UK Culture Secretary Lisa Nandy has signaled the deal could be referred to the Competition and Markets Authority for deeper investigation. The CMA has advanced to phase 3 diligence, with scrutiny due by August 7, 2026. For a transaction that seemed to be cruising toward a Q3 2026 close, this is the kind of complication that makes deal lawyers reach for the coffee pot.
What the deal actually looks like
Announced on February 27, 2026, the acquisition values Warner Bros. Discovery at $81 billion in equity and $110 billion in enterprise value. That works out to $31 per share for WBD stockholders, priced at roughly 7.5 times fully synergized 2026 EBITDA.
The deal’s backstory traces to Skydance Media’s earlier acquisition of Paramount Global in 2025, a transaction valued at around $8 billion that installed David Ellison as chairman and CEO of the combined Paramount Skydance entity.
WBD shareholders approved the merger in April 2026. The DOJ gave its blessing in late June 2026, concluding after extensive review that the deal was unlikely to significantly harm competition.
Why the UK matters
The UK’s interest in this deal isn’t random. Warner Bros. Discovery operates significant media properties with global reach, including CNN and HBO. The CMA’s intervention framework gives it broad authority to examine whether a merger might reduce competition or consolidate too much influence over public discourse.
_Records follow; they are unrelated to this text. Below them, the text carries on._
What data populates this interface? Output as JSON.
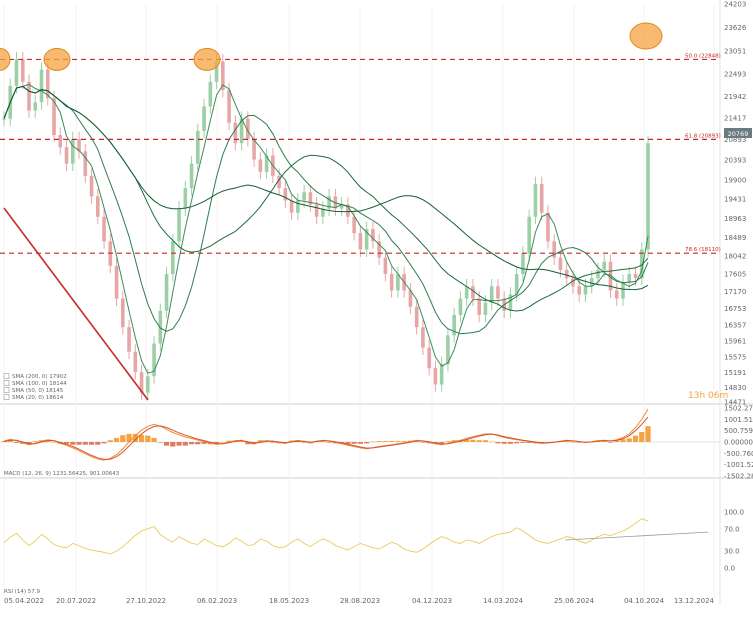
{
  "chart_data": [
    {
      "type": "line",
      "panel": "price",
      "y_ticks": [
        24203,
        23626,
        23051,
        22493,
        21942,
        21417,
        20893,
        20393,
        19900,
        19431,
        18963,
        18489,
        18042,
        17605,
        17170,
        16753,
        16357,
        15961,
        15575,
        15191,
        14830,
        14471
      ],
      "x_ticks": [
        "05.04.2022",
        "20.07.2022",
        "27.10.2022",
        "06.02.2023",
        "18.05.2023",
        "28.08.2023",
        "04.12.2023",
        "14.03.2024",
        "25.06.2024",
        "04.10.2024",
        "13.12.2024"
      ],
      "ylim": [
        14471,
        24203
      ],
      "levels": [
        {
          "label": "50.0 (22848)",
          "value": 22848
        },
        {
          "label": "61.8 (20893)",
          "value": 20893
        },
        {
          "label": "78.6 (18110)",
          "value": 18110
        }
      ],
      "current_price_label": "20769",
      "current_price": 20769,
      "timer_label": "13h 06m",
      "legend": [
        {
          "label": "SMA (200, 0) 17902",
          "color": "#2e7d4f"
        },
        {
          "label": "SMA (100, 0) 18144",
          "color": "#2e7d4f"
        },
        {
          "label": "SMA (50, 0) 18145",
          "color": "#2e7d4f"
        },
        {
          "label": "SMA (20, 0) 18614",
          "color": "#2e7d4f"
        }
      ],
      "highlight_circles": [
        "early-top",
        "april-2022-top",
        "feb-2023-top",
        "latest-spike"
      ],
      "trendline": "red descending line, top-left to Oct-2022 low",
      "series": [
        {
          "values": [
            21400,
            22200,
            22850,
            22300,
            21600,
            21800,
            22600,
            21900,
            21000,
            20700,
            20300,
            20900,
            20600,
            20000,
            19500,
            19000,
            18400,
            17800,
            17000,
            16300,
            15700,
            15200,
            14700,
            15100,
            15900,
            16700,
            17600,
            18400,
            19200,
            19700,
            20300,
            21100,
            21700,
            22300,
            22800,
            22100,
            21300,
            20800,
            21400,
            20900,
            20400,
            20100,
            20500,
            20000,
            19700,
            19400,
            19100,
            19400,
            19600,
            19300,
            19000,
            19200,
            19500,
            19200,
            19300,
            19000,
            18600,
            18200,
            18700,
            18400,
            18000,
            17600,
            17200,
            17600,
            17200,
            16800,
            16300,
            15800,
            15300,
            14900,
            15400,
            16100,
            16600,
            17000,
            17300,
            17000,
            16600,
            16900,
            17300,
            17000,
            16700,
            17100,
            17600,
            18100,
            19000,
            19800,
            19100,
            18400,
            18000,
            17700,
            17500,
            17300,
            17100,
            17300,
            17500,
            17700,
            17900,
            17200,
            17000,
            17400,
            17600,
            17500,
            18200,
            20800
          ]
        }
      ]
    },
    {
      "type": "area",
      "panel": "macd",
      "legend_label": "MACD (12, 26, 9) 1231.56425, 901.00643",
      "y_ticks": [
        "1502.279",
        "1001.519",
        "500.7595",
        "0.00000",
        "-500.760",
        "-1001.52",
        "-1502.28"
      ],
      "ylim": [
        -1502.28,
        1502.279
      ],
      "series": [
        {
          "values": [
            40,
            120,
            60,
            -40,
            -120,
            -60,
            40,
            100,
            60,
            -60,
            -140,
            -260,
            -380,
            -520,
            -650,
            -760,
            -800,
            -720,
            -560,
            -300,
            0,
            280,
            520,
            700,
            780,
            700,
            560,
            420,
            320,
            220,
            160,
            80,
            20,
            -60,
            -100,
            -80,
            0,
            60,
            80,
            -40,
            -90,
            20,
            60,
            30,
            -30,
            -60,
            30,
            70,
            20,
            -40,
            40,
            80,
            40,
            -20,
            -80,
            -140,
            -200,
            -260,
            -300,
            -250,
            -200,
            -160,
            -120,
            -80,
            -40,
            20,
            80,
            40,
            -20,
            -80,
            -120,
            -60,
            20,
            80,
            160,
            240,
            300,
            360,
            360,
            280,
            200,
            140,
            100,
            60,
            20,
            -30,
            -60,
            -40,
            0,
            40,
            80,
            50,
            10,
            -20,
            10,
            60,
            80,
            40,
            100,
            200,
            360,
            640,
            1000,
            1450
          ]
        },
        {
          "values": [
            20,
            80,
            80,
            0,
            -80,
            -80,
            0,
            60,
            60,
            -20,
            -100,
            -200,
            -320,
            -460,
            -590,
            -700,
            -770,
            -760,
            -650,
            -450,
            -180,
            100,
            360,
            560,
            690,
            710,
            640,
            520,
            400,
            300,
            210,
            130,
            60,
            -10,
            -70,
            -80,
            -30,
            30,
            60,
            10,
            -50,
            -20,
            30,
            40,
            0,
            -40,
            0,
            40,
            30,
            -10,
            20,
            60,
            50,
            10,
            -40,
            -100,
            -160,
            -220,
            -270,
            -260,
            -220,
            -180,
            -140,
            -100,
            -60,
            -10,
            50,
            50,
            10,
            -50,
            -90,
            -80,
            -20,
            40,
            110,
            190,
            260,
            320,
            350,
            310,
            240,
            180,
            130,
            80,
            40,
            0,
            -40,
            -40,
            -10,
            20,
            60,
            50,
            20,
            -10,
            0,
            40,
            60,
            50,
            70,
            140,
            280,
            500,
            780,
            1100
          ]
        }
      ]
    },
    {
      "type": "line",
      "panel": "rsi",
      "legend_label": "RSI (14) 57.9",
      "y_ticks": [
        "100.0",
        "70.0",
        "30.0",
        "0.0"
      ],
      "ylim": [
        0,
        100
      ],
      "series": [
        {
          "values": [
            45,
            55,
            62,
            50,
            40,
            48,
            60,
            52,
            42,
            38,
            36,
            44,
            40,
            35,
            32,
            30,
            28,
            25,
            30,
            38,
            48,
            58,
            66,
            70,
            74,
            60,
            52,
            46,
            56,
            50,
            44,
            42,
            52,
            46,
            40,
            38,
            44,
            54,
            48,
            40,
            42,
            52,
            48,
            40,
            36,
            38,
            46,
            52,
            44,
            38,
            46,
            52,
            48,
            40,
            36,
            32,
            38,
            44,
            40,
            36,
            34,
            40,
            46,
            42,
            34,
            30,
            28,
            34,
            42,
            50,
            56,
            52,
            46,
            44,
            50,
            48,
            44,
            50,
            56,
            60,
            62,
            64,
            72,
            66,
            58,
            50,
            46,
            44,
            48,
            52,
            56,
            54,
            48,
            44,
            50,
            56,
            60,
            58,
            62,
            66,
            72,
            80,
            88,
            84
          ]
        }
      ],
      "trendline": "thin grey rising line"
    }
  ]
}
The UK isn’t the only potential hurdle remaining. The deal could also prompt scrutiny from EU regulatory bodies, and US state attorneys general retain the ability to mount their own legal challenges independent of the DOJ’s decision.
The competitive landscape that forced this play
WBD had originally explored plans to separate into distinct streaming and studio businesses. That plan was shelved when Paramount Skydance came calling with its offer, and reportedly other major players including Netflix had also expressed interest in various configurations.
What this means for investors
The DOJ clearance was the single biggest regulatory milestone for this transaction. US regulators looked at this for eight months and decided it wouldn’t meaningfully harm competition. The August 7 diligence deadline is the next date to circle on the calendar.
It’s also worth noting what this deal doesn’t include: any crypto or digital asset component, signaling that the biggest players in entertainment still see their future in content and distribution scale.